Virginia had already worded its state gun forms to disqualify a person who is “incapacitated” (as opposed to a “mental defective”) — a term broader in some respects than BATFE’s definition.

But, by the stroke of a pen, governor Kaine also expanded the records which he would turn over to the FBI from persons “committed [to a] “mental institution” to persons “committed” for outpatient treatment. In press accounts, he made it clear that this applied to anyone ordered to see a psychologist or psychiatrist.

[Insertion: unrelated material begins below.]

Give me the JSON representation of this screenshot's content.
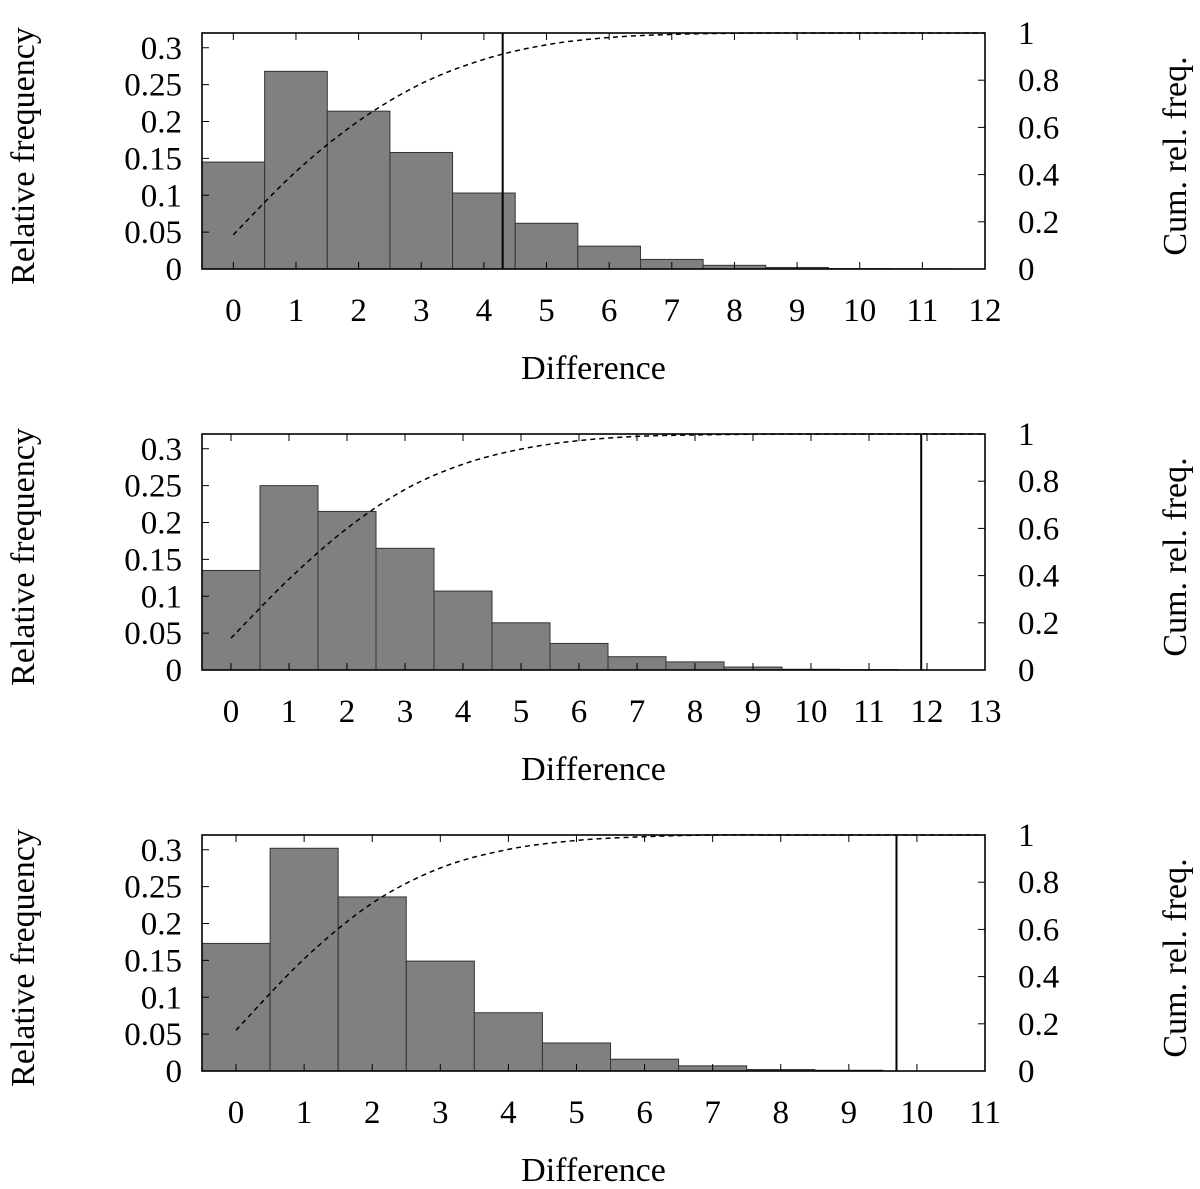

And, while the first operative sentence of the executive order refers to commitment procedures under section 37.2-817 of Virginia law, subsequent language requiring the Virginia State Police to “request copies of orders both for involuntary inpatient and involuntary outpatient care from the appropriate district court” aren’t explicitly tied to the commitment provisions.


In its May 9 letter, BATFE does, to its credit, emphasize the importance of giving due process to persons whose names are submitted pursuant to (g) (4).

Thus, a person who is entitled to due process — and who does not receive due process — may be able to challenge his inclusion in the list of prohibited persons.

But this proviso takes us only so far.

The courts have found that a juvenile has few, in any, due process rights at all. The same is, increasingly, true of persons who are held by police for evaluation. I can say from experience that, in many places, a senior can be declared incompetent in, at most, a “star chamber” ex parte proceeding — and possibly by a simple petition without notifying family or giving the senior an attorney. Finally, a patient who is civilly committed by his own psychologist may also, depending on state law, have limited rights.